While they have been unable to operate during lockdowns, they are once again stationed at the front desk of the Dana Street police station.
Roster coordinator and chairman of the Royal Victorian Association of Honorary Justices, Harry Gibcus JP, appealed to the community to bring their documents to the police station to be signed rather than to those working on the frontline fighting the pandemic.
"As a group of JPs we'd like to think that we can help the community, particularly in the more stressful times with COVID.
We ask the community to relieve the people fighting COVID and come here to the document signing station.
- Harry Gibcus JP
"We ask the community to relieve the people fighting COVID and come here to the document signing station. People can come here to get their documents signed rather than their doctor or a chemist because they've got enough on their plates with COVID and injections," he said.
"So the community can help and we can help them too."
But Mr Gibcus said that in the last two years about 10 Justices of the Peace had been lost from the station's roster - some have died and others have decided to step back given old age.
"We're running short on the roster but we are trying to keep the services that we are providing to Ballarat running," he explained.
The group of volunteers signs about 50,000 documents each year, meaning they have signed about half a million during the last decade.
While some JPs have put their hands up to fill in extra shifts, Mr Gibcus said it would not be sustainable in the long term.
He is aware of many more accredited Justices of the Peace living in the Ballarat community (there are more than 100), including some who were appointed through their employment but may now be retired, and asked them to consider lending a hand and joining the roster.
"We're asking justices who may have time to help, maybe even just one session each month," he said.
Mr Gibcus, a retired teacher, enjoys the role. A widower who lives on his own, he particularly enjoys it as a way to interact with police and the community.
"I quite enjoy it. It makes my day, so to speak," he explained.

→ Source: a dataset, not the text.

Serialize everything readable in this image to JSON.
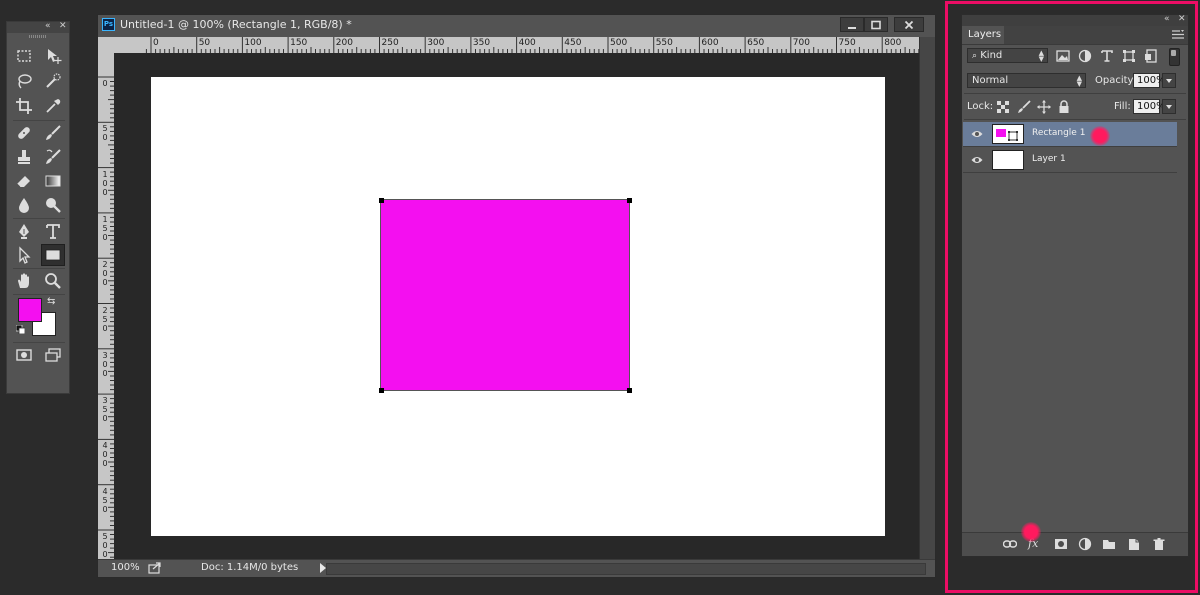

"First of all it is serving the community and secondly it is the support that we are giving to our police force."
Adding that he felt too old to volunteer in other volunteer roles, such as a firefighter, he said this was his way of giving back to the community.
"The community revolves around people volunteering in various capacities and this is one way of doing it," he said.
He said Ballarat police were exceptionally supportive of the JPs being stationed there.
Inspector Dan Davison said the hours JPs spent signing documents at the station equated to a police officer being freed up to work in the community.
"It gets members back on the road every day, out there dealing with high harm and high impact offending - with family violence or taking drugs and drunk drivers off the road.
"They're doing all that rather than stamping documents, so to have that support of JPs is absolutely fantastic. They are absolutely invaluable."
The document signing station operates at Ballarat Police Station on Mondays to Thursdays from 11.30am until 2.30pm and then between 4.30pm and 6pm. On Fridays it operates between 11.30am and 6pm.